Why You Shouldn't Trust CloudFlare's 'Flexible SSL' and How to Bypass It With BetterCap



Let me clear one thing about this post … this is not a CloudFlare vulnerability report and, even in that case, there’s really nothing they could do in order to fix it unless they’d block direct traffic to HTTP websites.
This is only a blog post about why you shouldn’t blindly trust free services that offer you some sort of SSL protection if your server itself is not SSL protected by default.

UPDATE: n0on3 noted on twitter that even a properly configured server / blocking plain HTTP won’t work if the mitm catches the first request.

During this week, I’ve been playing with CloudFlare free plan in order to turn my websites into HTTPS protected websites, while configuring my account and playing a little bit with bettercap I figured out something really weird and I tweeted this ( from the @bettercap account ):

my tweet

Someone from their team asked me to report this issue on HackerONE and eventually they decided to not accept it … well, not a big deal, I didn’t want to get money out of it in the first place and I didn’t consider this to be a “real” vulnerability from their side, but just something they should take into account while writing their documentation and informing users, this is how it ended ( and that’s why I’m disclosing this ) :

HackerOne response

The Attack

My configuration is the following:

  • One website hosted on my dedicated server running only via HTTP ( no HTTPS available ).
  • CloudFlare SSL configured to Flexible ( since I have no certificate whatsoever ).

Flexible SSL

As you can see, with Flexible SSL, your server doesn't handle HTTPS traffic by itself.
  • HSTS on with everything enabled ( browser preload as well ).

HSTS

  • A page rule configured ( as they wrote on the documentation ) to “Always uses https“.

Page Rule

What I was expecting was that every request made against the HTTP website would be redirected to the CloudFlare HTTPS endpoint, effectively forcing every user to only browse through HTTPS … well, it turned out that this configuration is quite easy to bypass using BetterCap or any other offensive tool that performs sslstripping and “Redirect to HTTPS” patching …

But how? And why?

This attack will work if and only if the victim/target is browsing the HTTP(S) CloudFlare protected website for the very first time, since from the second time on, its browser would cache the HSTS preload rule and would perform a HTTP -> HTTPS redirect without waiting for an actual 307 redirect from the CloudFlare’s proxy.

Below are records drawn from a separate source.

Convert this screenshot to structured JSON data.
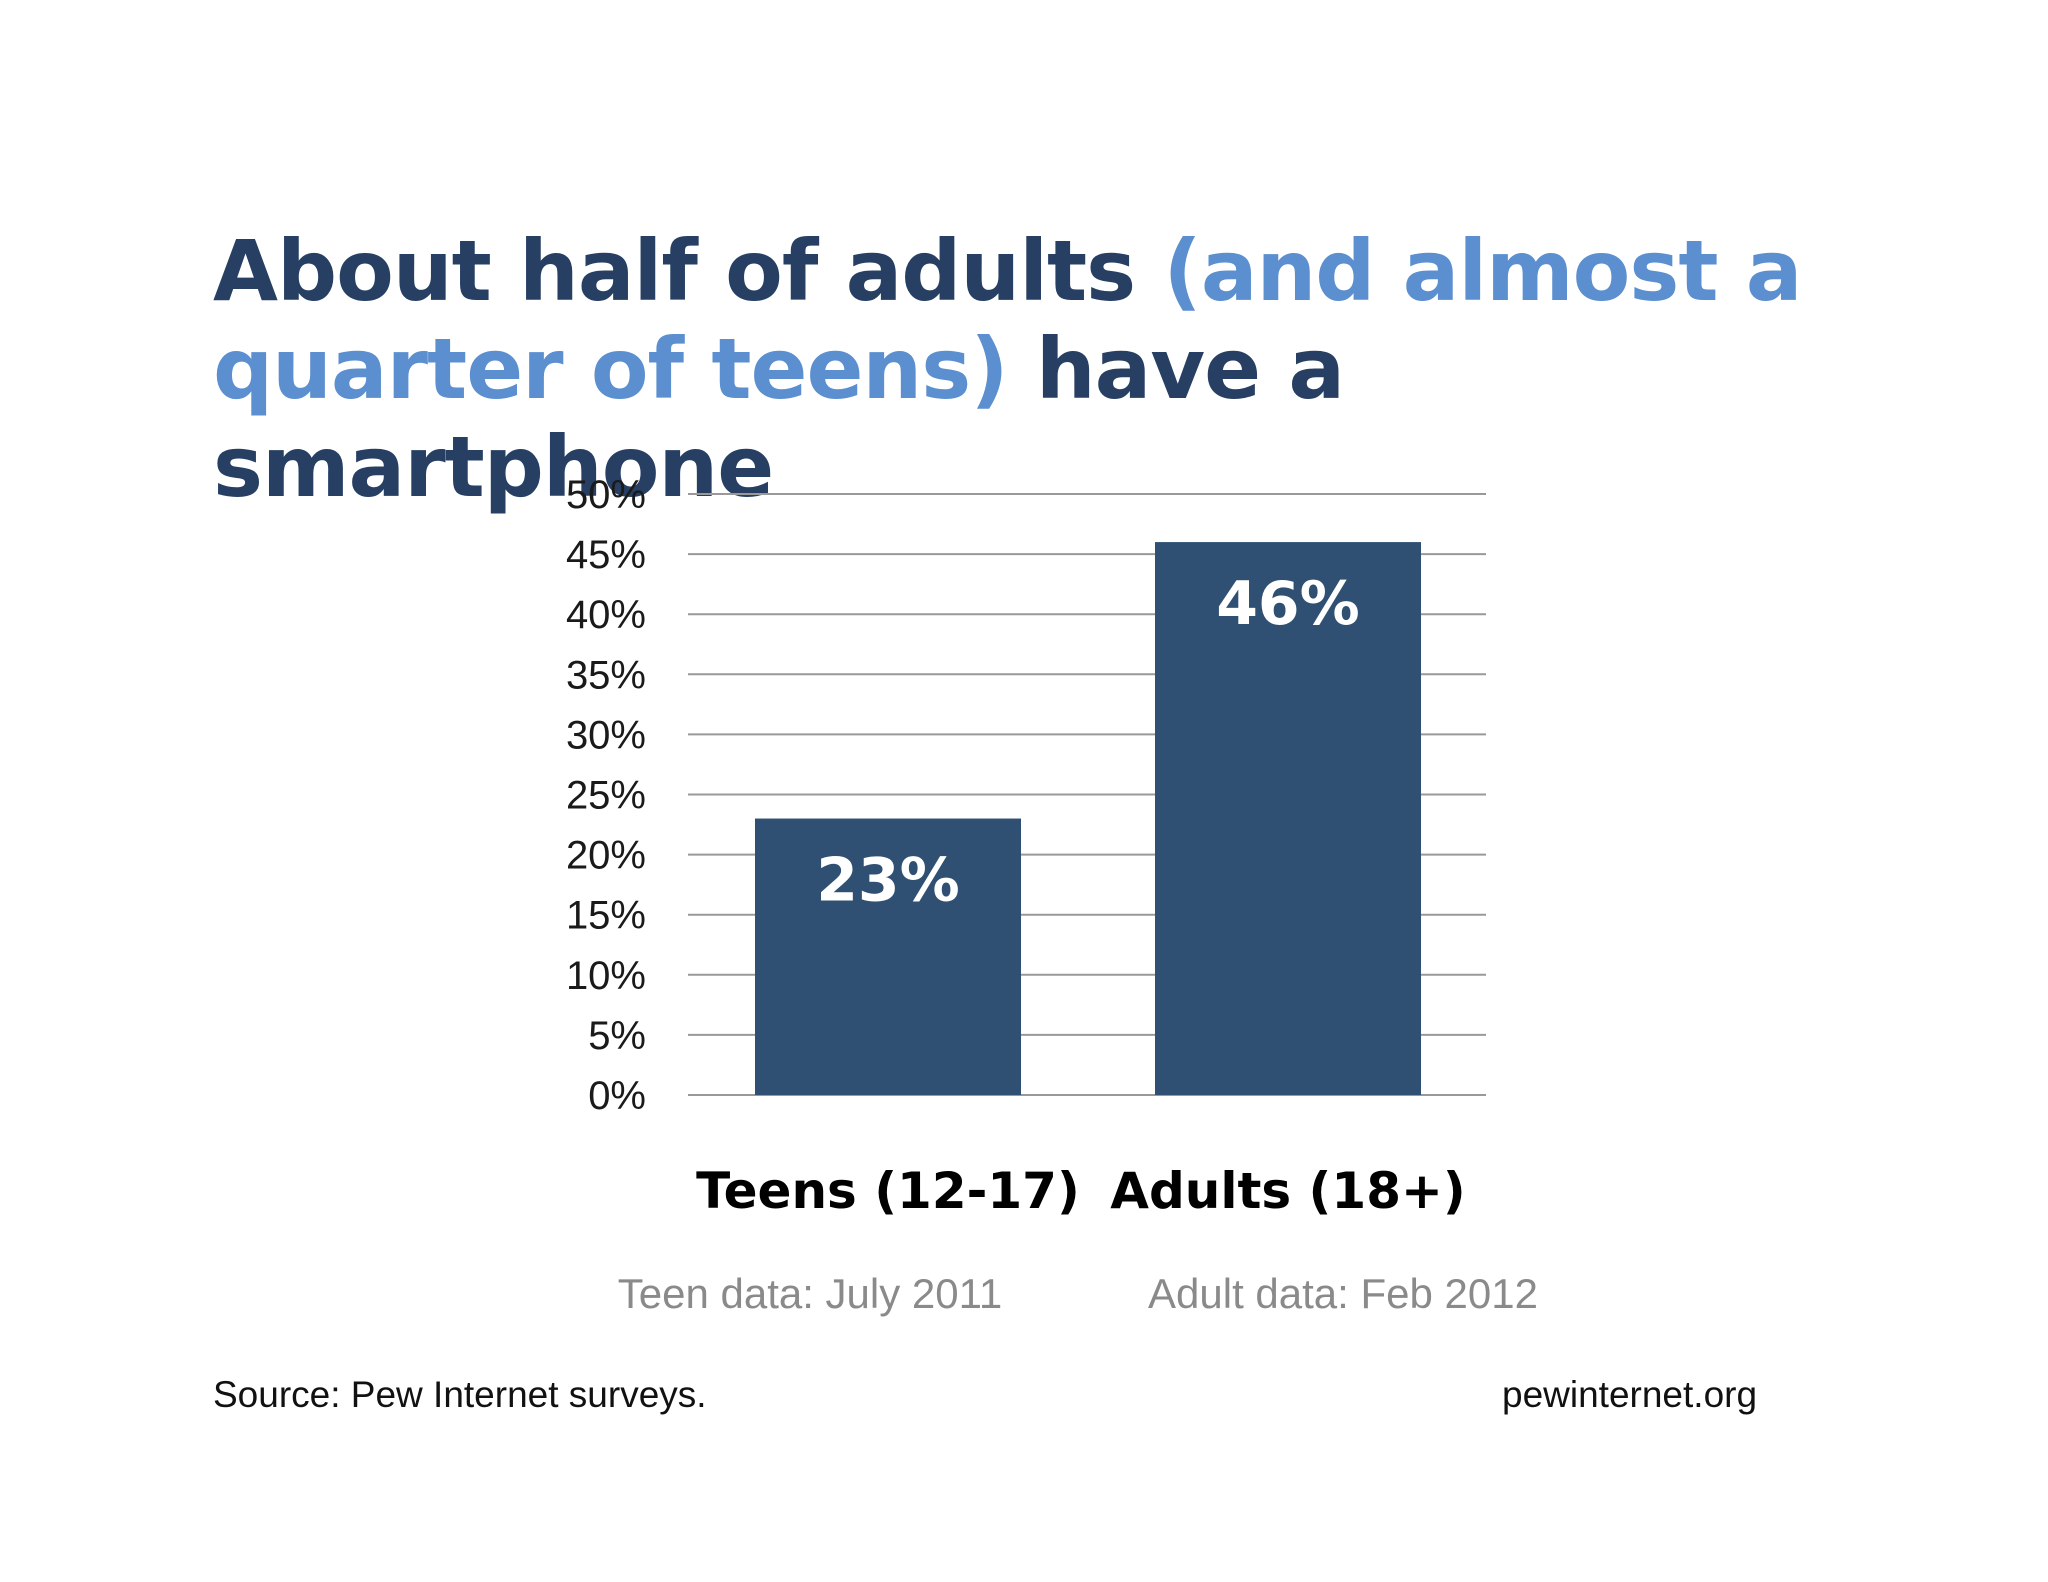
{
  "title": {
    "part1": "About half of adults ",
    "part2": "(and almost a quarter of teens)",
    "part3": " have a smartphone"
  },
  "colors": {
    "title_dark": "#263f63",
    "title_highlight": "#5b8fd0",
    "bar": "#2f5072",
    "grid": "#999999",
    "note": "#8a8a8a"
  },
  "chart_data": {
    "type": "bar",
    "categories": [
      "Teens (12-17)",
      "Adults (18+)"
    ],
    "values": [
      23,
      46
    ],
    "value_labels": [
      "23%",
      "46%"
    ],
    "notes": [
      "Teen data: July 2011",
      "Adult data: Feb 2012"
    ],
    "ylim": [
      0,
      50
    ],
    "yticks": [
      0,
      5,
      10,
      15,
      20,
      25,
      30,
      35,
      40,
      45,
      50
    ],
    "ytick_labels": [
      "0%",
      "5%",
      "10%",
      "15%",
      "20%",
      "25%",
      "30%",
      "35%",
      "40%",
      "45%",
      "50%"
    ],
    "grid": true,
    "legend": "none"
  },
  "footer": {
    "source": "Source: Pew Internet surveys.",
    "site": "pewinternet.org"
  }
}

You just need to launch bettercap with the following command line arguments:

sudo bettercap -T IP-OF-THE-TARGET --proxy

From that moment on, bettercap will start sslstripping and patching every redirect to HTTPS:

bettercap and cloudflare

As you can see from the screenshot, once bettercap intercepted the redirect to the HTTPS website, it just killed it and left the victim browsing the page through HTTP ( while proxying the data through HTTPS to the real endpoint ).
This allows the tool to see the traffic from both sides in cleartext, manipulate it, and so forth.

This happens because the my original webserver had only the HTTP port exposed and no HTTPS capabilities at all, as I already mentioned the only way for CloudFlare to fix this would be to block all the traffic going through the original HTTP server and only permit it if it’s through SSL.